If you’ve come here for the first time following the link from Ralph’s article, you’re very welcome indeed. Feel free to wander around. And, especially for you, I have a few links to favourite blogs of mine that didn’t make it into Ralph’s list:
At Blogenspiel, Another Damned Medievalist is a personal/academic ‘pseudonymous’ blogger, from whom I’ve learnt a great deal about a) medieval history and teaching it to undergraduates; and b) the slightly nightmarish process of trying to climb on the tenure track.
If you visit scribblingwoman, kept by Miriam Jones (OK, she’s strictly speaking a ‘literary scholar’ rather than a ‘historian’, but she works on the eighteenth century), you never quite know what you might find. It’s a treasure trove for online goodness, especially in history and literature (of various kinds). The only problem is keeping up.
Things have been a bit quiet at Philobiblon lately (holidays, house-moving crises), but Natalie Bennett usually offers up the fruits of her voracious and wide-ranging history reading habits. The two of us have had some good conversations in the past.
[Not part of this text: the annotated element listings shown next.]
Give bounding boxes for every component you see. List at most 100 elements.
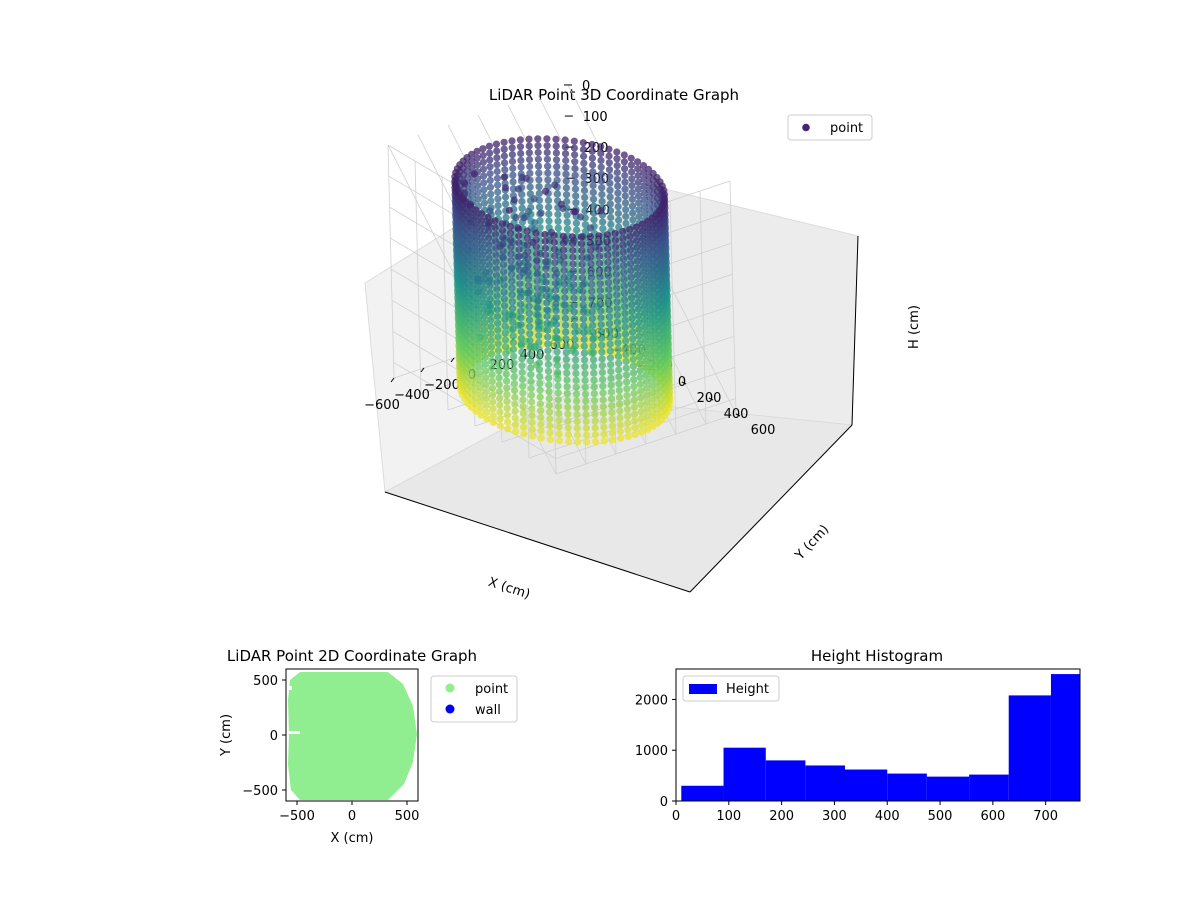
point-3d [598, 184, 606, 192]
point-3d [634, 185, 642, 193]
point-3d [626, 253, 635, 261]
x-tick-label-3d: −400 [394, 388, 430, 403]
point-3d [519, 396, 527, 404]
point-3d [578, 240, 586, 248]
point-3d [569, 274, 578, 282]
point-3d [523, 241, 532, 249]
point-3d [525, 295, 533, 304]
point-3d [509, 164, 517, 172]
x-tick-mark [420, 367, 425, 373]
point-3d [487, 190, 495, 198]
legend-label-point: point [830, 121, 863, 136]
point-3d [496, 394, 504, 402]
point-3d [485, 234, 493, 242]
point-3d [645, 279, 653, 287]
point-3d [487, 330, 495, 338]
point-3d [621, 192, 629, 200]
point-3d [533, 277, 541, 285]
point-3d [476, 384, 484, 392]
point-3d [581, 363, 589, 371]
point-3d [573, 226, 581, 234]
point-3d [478, 244, 487, 252]
point-3d [621, 323, 629, 331]
point-3d [620, 158, 629, 166]
point-3d [597, 321, 605, 329]
point-3d [489, 405, 497, 413]
point-3d [493, 154, 501, 162]
point-3d [589, 188, 597, 196]
point-3d [535, 352, 543, 360]
point-3d [560, 260, 568, 268]
point-3d [488, 350, 496, 358]
point-3d [501, 315, 509, 323]
point-3d [641, 336, 649, 345]
point-3d [607, 220, 615, 228]
point-3d [579, 139, 587, 147]
point-3d [485, 268, 494, 276]
point-3d [519, 403, 527, 411]
point-3d [563, 225, 572, 233]
point-3d [517, 314, 525, 322]
point-3d [541, 251, 550, 259]
point-3d [614, 332, 622, 340]
gap-notch-2 [286, 731, 300, 734]
point-3d [615, 216, 623, 224]
point-3d [500, 152, 508, 160]
point-3d [501, 309, 509, 317]
point-3d [518, 375, 527, 383]
point-3d [626, 239, 634, 247]
point-3d [486, 295, 494, 303]
point-3d [499, 233, 507, 241]
point-3d [479, 271, 487, 279]
point-3d [542, 187, 550, 195]
point-3d [613, 291, 621, 299]
plot-frame-hist [675, 668, 1081, 802]
point-3d [620, 275, 628, 283]
point-3d [638, 227, 647, 235]
point-3d [491, 223, 499, 232]
point-3d [563, 376, 571, 384]
point-3d [506, 222, 514, 231]
histogram-bar [681, 785, 724, 801]
point-3d [473, 154, 481, 162]
point-3d [491, 217, 499, 225]
point-3d [605, 166, 614, 174]
point-3d [632, 230, 641, 238]
point-3d [634, 305, 643, 313]
point-3d [553, 348, 561, 356]
point-3d [629, 355, 637, 363]
point-3d [467, 202, 475, 210]
point-3d [629, 348, 637, 357]
point-3d [552, 314, 560, 322]
point-3d [486, 207, 494, 215]
point-3d [588, 301, 596, 309]
point-3d [637, 394, 645, 402]
point-3d [565, 437, 573, 446]
point-3d [500, 274, 508, 282]
point-3d [553, 341, 561, 349]
point-3d [510, 366, 518, 374]
point-3d [476, 377, 484, 385]
point-3d [597, 149, 605, 158]
point-3d [628, 175, 636, 183]
point-3d [486, 275, 494, 283]
point-3d [518, 362, 526, 370]
histogram-title: Height Histogram [811, 647, 943, 665]
point-3d [499, 254, 507, 262]
point-3d [531, 219, 539, 227]
point-3d [612, 243, 620, 251]
legend-2d: point wall [430, 675, 518, 723]
point-3d [622, 337, 630, 345]
point-3d [616, 414, 624, 422]
point-3d [546, 422, 554, 430]
point-3d [639, 234, 647, 242]
point-3d [486, 163, 494, 171]
point-3d [628, 321, 636, 329]
point-3d [502, 343, 510, 351]
point-3d [560, 246, 568, 254]
point-3d [562, 342, 570, 350]
point-3d [628, 202, 637, 210]
point-3d [494, 333, 502, 341]
point-3d [518, 368, 526, 377]
point-3d [488, 384, 497, 392]
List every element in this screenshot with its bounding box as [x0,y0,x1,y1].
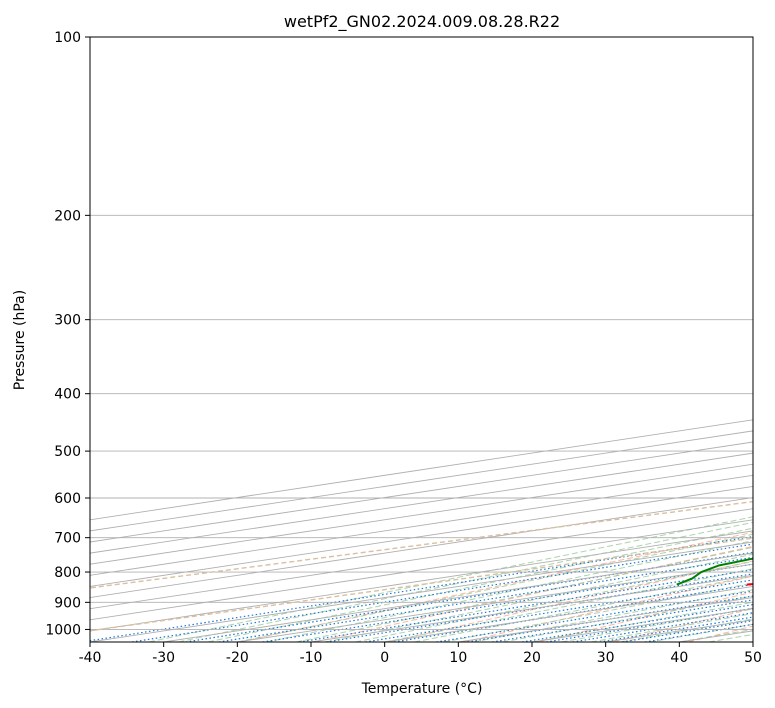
isotherm-line [90,519,753,621]
x-tick-label: -40 [79,650,102,666]
reference-curve [90,537,753,632]
mixing-ratio-line [299,569,753,642]
x-tick-label: -10 [300,650,323,666]
y-tick-label: 700 [54,531,81,547]
dry-adiabats [239,24,775,642]
y-tick-label: 200 [54,208,81,224]
dry-adiabat-line [239,531,753,642]
y-axis-label: Pressure (hPa) [12,290,28,390]
isotherm-line [90,463,753,565]
y-tick-label: 600 [54,491,81,507]
mixing-ratio-line [262,563,753,642]
isotherm-line [90,441,753,543]
dry-adiabat-line [538,591,753,642]
x-tick-label: 10 [449,650,467,666]
mixing-ratio-line [218,556,753,642]
mixing-ratio-line [436,590,753,642]
dry-adiabat-line [463,575,753,642]
y-tick-label: 300 [54,313,81,329]
outer-reference-curves [90,500,753,632]
y-axis-ticks: 100 200 300 400 500 600 700 800 900 1000 [45,30,90,638]
moist-adiabat-line [472,589,753,642]
y-tick-label: 400 [54,387,81,403]
x-tick-label: 30 [597,650,615,666]
dry-adiabat-line [389,560,753,642]
moist-adiabat-line [325,553,753,642]
x-tick-label: 50 [744,650,762,666]
dry-adiabat-line [763,24,775,642]
mixing-ratio-line [325,573,753,642]
x-tick-label: 20 [523,650,541,666]
isotherm-line [90,530,753,632]
y-tick-label: 800 [54,565,81,581]
x-axis-ticks: -40 -30 -20 -10 0 10 20 30 40 50 [79,642,762,666]
x-tick-label: 0 [380,650,389,666]
chart-title: wetPf2_GN02.2024.009.08.28.R22 [284,12,560,32]
isotherms [90,419,753,642]
isotherm-line [90,497,753,599]
mixing-ratio-line [365,579,753,642]
y-tick-label: 1000 [45,622,81,638]
moist-adiabat-line [384,568,753,642]
plot-frame [89,36,754,643]
x-tick-label: 40 [670,650,688,666]
x-tick-label: -30 [152,650,175,666]
y-tick-label: 900 [54,595,81,611]
isotherm-line [752,641,753,642]
isotherm-line [90,474,753,576]
y-tick-label: 500 [54,444,81,460]
x-tick-label: -20 [226,650,249,666]
x-axis-label: Temperature (°C) [361,681,483,697]
isotherm-line [90,452,753,554]
isotherm-line [90,485,753,587]
isobars [90,37,753,630]
y-tick-label: 100 [54,30,81,46]
isotherm-line [90,508,753,610]
plot-area: -100-90-80-70-60-50-40-30-20-10010203040… [90,24,775,642]
moist-adiabat-line [296,546,753,642]
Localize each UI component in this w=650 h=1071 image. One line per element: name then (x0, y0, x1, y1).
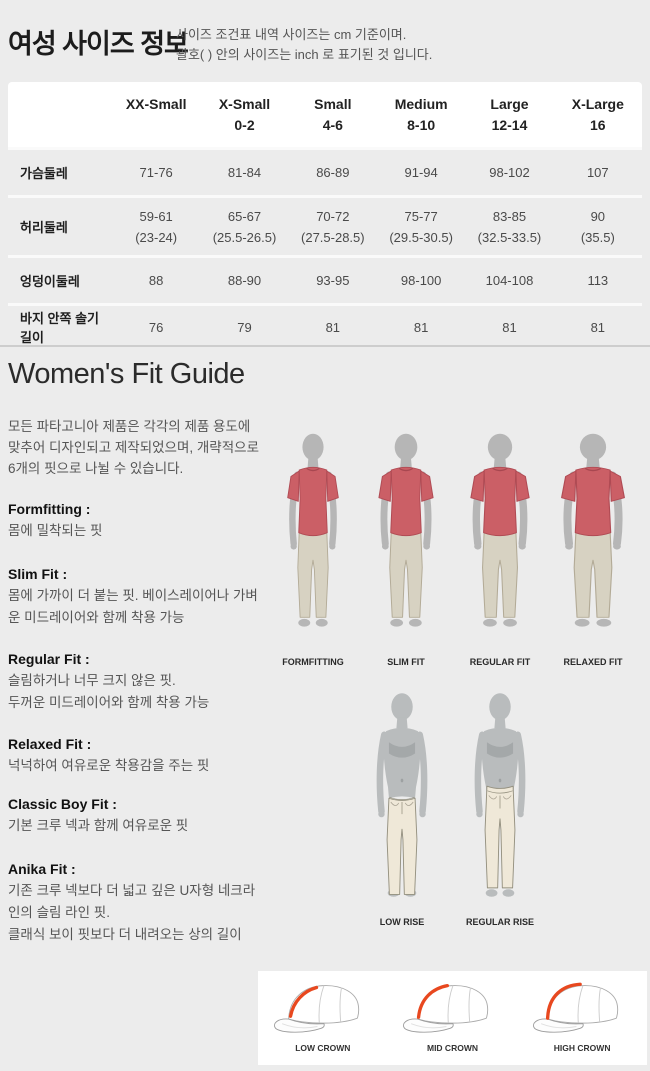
cap-label: HIGH CROWN (553, 1043, 611, 1053)
fit-name: Regular Fit : (8, 651, 90, 667)
figure-label: REGULAR FIT (469, 657, 531, 667)
fit-item-regular: Regular Fit : 슬림하거나 너무 크지 않은 핏. 두꺼운 미드레이… (8, 648, 266, 714)
fit-figure-relaxed: RELAXED FIT (546, 426, 640, 667)
fit-name: Slim Fit : (8, 566, 68, 582)
cell-value: 81 (590, 319, 606, 335)
figure-label: SLIM FIT (387, 657, 425, 667)
column-header-xsmall: X-Small 0-2 (218, 96, 271, 133)
cell-value: 88 (148, 273, 164, 288)
crown-guide-box: LOW CROWN MID CROWN HIGH CROWN (258, 971, 647, 1065)
woman-formfitting-icon (267, 426, 359, 654)
cell-value: 81-84 (227, 165, 262, 180)
cell-value: 93-95 (316, 273, 350, 288)
size-table: XX-Small X-Small 0-2 Small 4-6 Medium 8-10 … (8, 82, 642, 348)
figure-label: REGULAR RISE (465, 917, 534, 927)
fit-figure-slim: SLIM FIT (359, 426, 453, 667)
fit-desc: 기본 크루 넥과 함께 여유로운 핏 (8, 818, 189, 833)
cell-value: 113 (587, 273, 609, 288)
woman-low-rise-icon (355, 690, 449, 914)
row-label: 바지 안쪽 솔기 길이 (20, 311, 99, 345)
fit-guide-title: Women's Fit Guide (8, 358, 245, 390)
fit-item-classic-boy: Classic Boy Fit : 기본 크루 넥과 함께 여유로운 핏 (8, 793, 266, 837)
cell-value: 98-100 (400, 273, 442, 288)
cell-value: 81 (502, 319, 517, 335)
rise-figure-regular: REGULAR RISE (453, 690, 547, 927)
woman-slim-fit-icon (360, 426, 452, 654)
table-row-hip: 엉덩이둘레 88 88-90 93-95 98-100 104-108 113 (8, 255, 642, 303)
fit-item-anika: Anika Fit : 기존 크루 넥보다 더 넓고 깊은 U자형 네크라인의 … (8, 858, 266, 946)
fit-item-slim: Slim Fit : 몸에 가까이 더 붙는 핏. 베이스레이어나 가벼운 미드… (8, 563, 266, 629)
woman-regular-fit-icon (454, 426, 546, 654)
figure-label: RELAXED FIT (563, 657, 623, 667)
fit-desc: 몸에 밀착되는 핏 (8, 523, 103, 538)
table-bottom-divider (0, 345, 650, 347)
cap-label: LOW CROWN (295, 1043, 351, 1053)
page-subtitle: 사이즈 조건표 내역 사이즈는 cm 기준이며. 괄호( ) 안의 사이즈는 i… (176, 27, 433, 62)
fit-desc: 기존 크루 넥보다 더 넓고 깊은 U자형 네크라인의 슬림 라인 핏. 클래식… (8, 883, 256, 942)
fit-name: Relaxed Fit : (8, 736, 92, 752)
fit-item-formfitting: Formfitting : 몸에 밀착되는 핏 (8, 498, 266, 542)
woman-relaxed-fit-icon (547, 426, 639, 654)
cap-high-crown: HIGH CROWN (522, 971, 642, 1053)
cap-high-crown-icon (533, 982, 619, 1033)
cap-mid-crown: MID CROWN (392, 971, 512, 1053)
column-header-small: Small 4-6 (314, 96, 352, 133)
column-header-large: Large 12-14 (490, 96, 529, 133)
row-label: 허리둘레 (20, 220, 68, 235)
size-table-header: XX-Small X-Small 0-2 Small 4-6 Medium 8-10 … (8, 82, 642, 147)
column-header-xlarge: X-Large 16 (571, 96, 624, 133)
fit-item-relaxed: Relaxed Fit : 넉넉하여 여유로운 착용감을 주는 핏 (8, 733, 266, 777)
cell-value: 79 (237, 319, 252, 335)
table-row-waist: 허리둘레 59-61 (23-24) 65-67 (25.5-26.5) 70-72… (8, 195, 642, 255)
cell-value: 98-102 (489, 165, 530, 180)
cap-low-crown: LOW CROWN (263, 971, 383, 1053)
woman-regular-rise-icon (453, 690, 547, 914)
row-label: 엉덩이둘레 (20, 274, 80, 289)
cap-label: MID CROWN (426, 1043, 478, 1053)
cell-value: 91-94 (404, 165, 438, 180)
cell-value: 70-72 (27.5-28.5) (301, 208, 365, 245)
fit-name: Formfitting : (8, 501, 91, 517)
column-header-medium: Medium 8-10 (394, 96, 448, 133)
fit-name: Anika Fit : (8, 861, 76, 877)
cap-low-crown-icon (273, 985, 359, 1033)
cell-value: 88-90 (227, 273, 262, 288)
cell-value: 83-85 (32.5-33.5) (477, 208, 542, 245)
cell-value: 75-77 (29.5-30.5) (389, 208, 453, 245)
cap-mid-crown-icon (403, 983, 489, 1033)
fit-name: Classic Boy Fit : (8, 796, 117, 812)
cell-value: 76 (148, 319, 164, 335)
figure-label: LOW RISE (379, 917, 425, 927)
fit-desc: 넉넉하여 여유로운 착용감을 주는 핏 (8, 758, 210, 773)
table-row-inseam: 바지 안쪽 솔기 길이 76 79 81 81 81 81 (8, 303, 642, 348)
row-label: 가슴둘레 (20, 166, 68, 181)
cell-value: 71-76 (139, 165, 173, 180)
figure-label: FORMFITTING (282, 657, 344, 667)
fit-figure-formfitting: FORMFITTING (266, 426, 360, 667)
cell-value: 90 (35.5) (580, 208, 615, 245)
cell-value: 86-89 (316, 165, 350, 180)
cell-value: 104-108 (485, 273, 534, 288)
fit-guide-intro: 모든 파타고니아 제품은 각각의 제품 용도에 맞추어 디자인되고 제작되었으며… (8, 419, 259, 476)
cell-value: 107 (586, 165, 609, 180)
cell-value: 65-67 (25.5-26.5) (212, 208, 277, 245)
cell-value: 81 (413, 319, 429, 335)
rise-figure-low: LOW RISE (355, 690, 449, 927)
cell-value: 59-61 (23-24) (135, 208, 178, 245)
column-header-xxsmall: XX-Small (125, 96, 187, 112)
page-title: 여성 사이즈 정보 (8, 29, 189, 59)
fit-figure-regular: REGULAR FIT (453, 426, 547, 667)
fit-desc: 몸에 가까이 더 붙는 핏. 베이스레이어나 가벼운 미드레이어와 함께 착용 … (8, 588, 258, 625)
table-row-chest: 가슴둘레 71-76 81-84 86-89 91-94 98-102 107 (8, 147, 642, 195)
cell-value: 81 (325, 319, 341, 335)
fit-desc: 슬림하거나 너무 크지 않은 핏. 두꺼운 미드레이어와 함께 착용 가능 (8, 673, 210, 710)
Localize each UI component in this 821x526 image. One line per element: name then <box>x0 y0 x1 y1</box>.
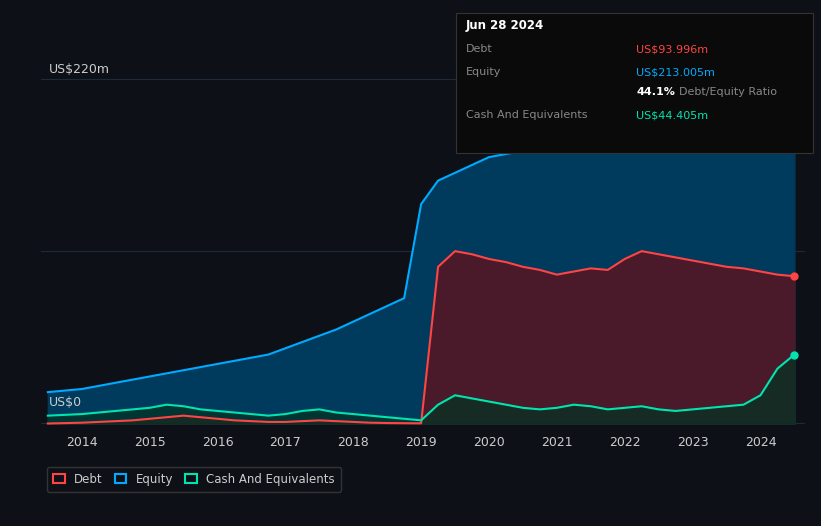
Text: 44.1%: 44.1% <box>636 87 675 97</box>
Text: US$0: US$0 <box>48 396 82 409</box>
Text: Jun 28 2024: Jun 28 2024 <box>466 19 544 32</box>
Text: Debt/Equity Ratio: Debt/Equity Ratio <box>679 87 777 97</box>
Legend: Debt, Equity, Cash And Equivalents: Debt, Equity, Cash And Equivalents <box>47 467 341 492</box>
Text: Debt: Debt <box>466 44 493 54</box>
Text: Cash And Equivalents: Cash And Equivalents <box>466 110 587 120</box>
Text: US$44.405m: US$44.405m <box>636 110 709 120</box>
Text: US$213.005m: US$213.005m <box>636 67 715 77</box>
Text: Equity: Equity <box>466 67 501 77</box>
Text: US$93.996m: US$93.996m <box>636 44 709 54</box>
Text: US$220m: US$220m <box>48 63 110 76</box>
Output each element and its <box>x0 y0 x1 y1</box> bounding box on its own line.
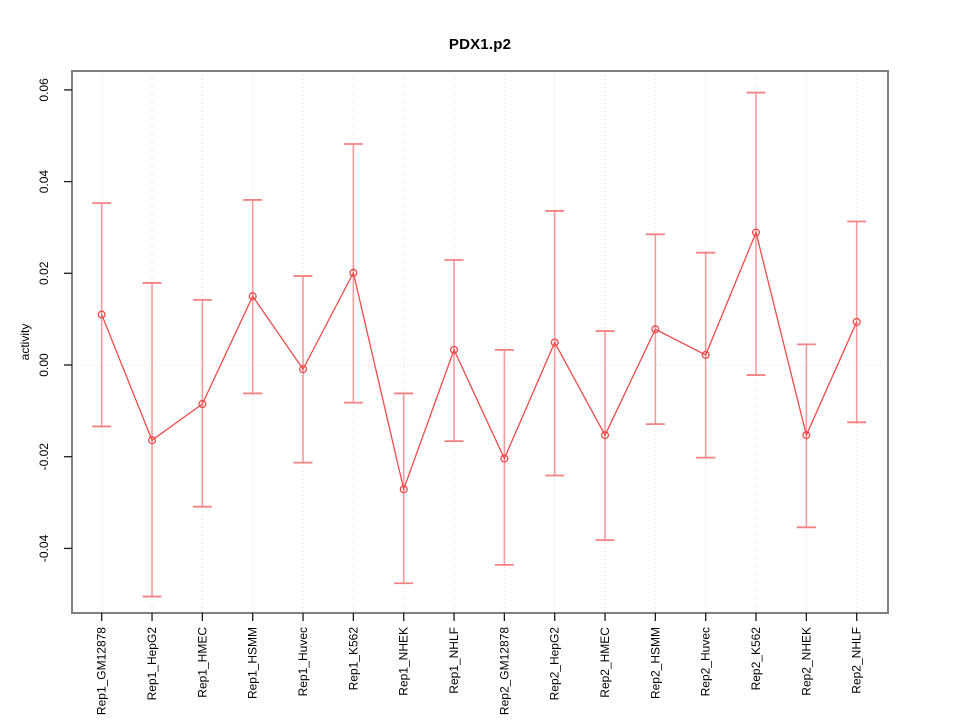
x-category-label: Rep1_Huvec <box>296 627 310 696</box>
data-point <box>701 350 710 359</box>
plot-box <box>71 70 889 614</box>
x-category-label: Rep2_GM12878 <box>497 627 511 715</box>
data-point <box>248 292 257 301</box>
data-point <box>651 325 660 334</box>
data-point <box>349 268 358 277</box>
data-point <box>298 365 308 374</box>
x-category-label: Rep2_K562 <box>749 627 763 691</box>
x-category-label: Rep1_NHLF <box>447 627 461 694</box>
y-tick-label: 0.00 <box>37 353 51 377</box>
data-point <box>198 399 207 409</box>
data-point <box>399 485 408 494</box>
data-point <box>550 338 559 347</box>
x-category-label: Rep1_GM12878 <box>95 627 109 715</box>
x-category-label: Rep2_HSMM <box>648 627 662 699</box>
x-category-label: Rep1_NHEK <box>397 627 411 696</box>
data-point <box>147 436 157 445</box>
data-point <box>600 431 610 440</box>
x-category-label: Rep2_Huvec <box>699 627 713 696</box>
y-tick-label: 0.06 <box>37 78 51 102</box>
x-category-label: Rep2_NHEK <box>799 627 813 696</box>
x-category-label: Rep1_HSMM <box>246 627 260 699</box>
data-point <box>852 317 861 326</box>
y-tick-label: 0.04 <box>37 170 51 194</box>
data-point <box>500 454 509 463</box>
x-category-label: Rep1_K562 <box>346 627 360 691</box>
x-category-label: Rep1_HepG2 <box>145 627 159 701</box>
data-point <box>802 431 811 440</box>
x-category-label: Rep2_HepG2 <box>548 627 562 701</box>
data-point <box>751 228 761 237</box>
y-tick-label: -0.04 <box>37 534 51 562</box>
x-category-label: Rep2_HMEC <box>598 627 612 698</box>
chart-title: PDX1.p2 <box>448 36 512 53</box>
x-category-label: Rep2_NHLF <box>850 627 864 694</box>
data-point <box>97 310 106 319</box>
x-category-label: Rep1_HMEC <box>195 627 209 698</box>
y-tick-label: -0.02 <box>37 443 51 471</box>
data-point <box>449 345 459 354</box>
series-line <box>101 230 858 492</box>
y-tick-label: 0.02 <box>37 261 51 285</box>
Orac of Respectful Insolence is a surgeon, but he regularly writes beautifully-crafted essays on twentieth-century history, and much besides. And he likes Blake’s Seven.
And Rob Priest of detrimental postulation has only just finished his first degree, but he writes about postcolonial history with a flair and sophistication way beyond his tender years. (Although he is definitely quite barmy.)
In fact, only one of these five bloggers is a ‘fully certified’ academic working in a history department, with one more in a cognate discipline; and none of them blogs exclusively about ‘history’. If you are new to this, that’s how blogging is. If you like life to come in neatly defined compartments (public/private, work/leisure, professional/personal), blogging will not be for you. If you think that only people with History PhD’s are qualified to talk or write about history, blogging will certainly not be for you. But if you’d like to join a growing community of people sharing common interests – not least interests in communicating history beyond academia, and in finding new ways to use the internet to do that – then come on in!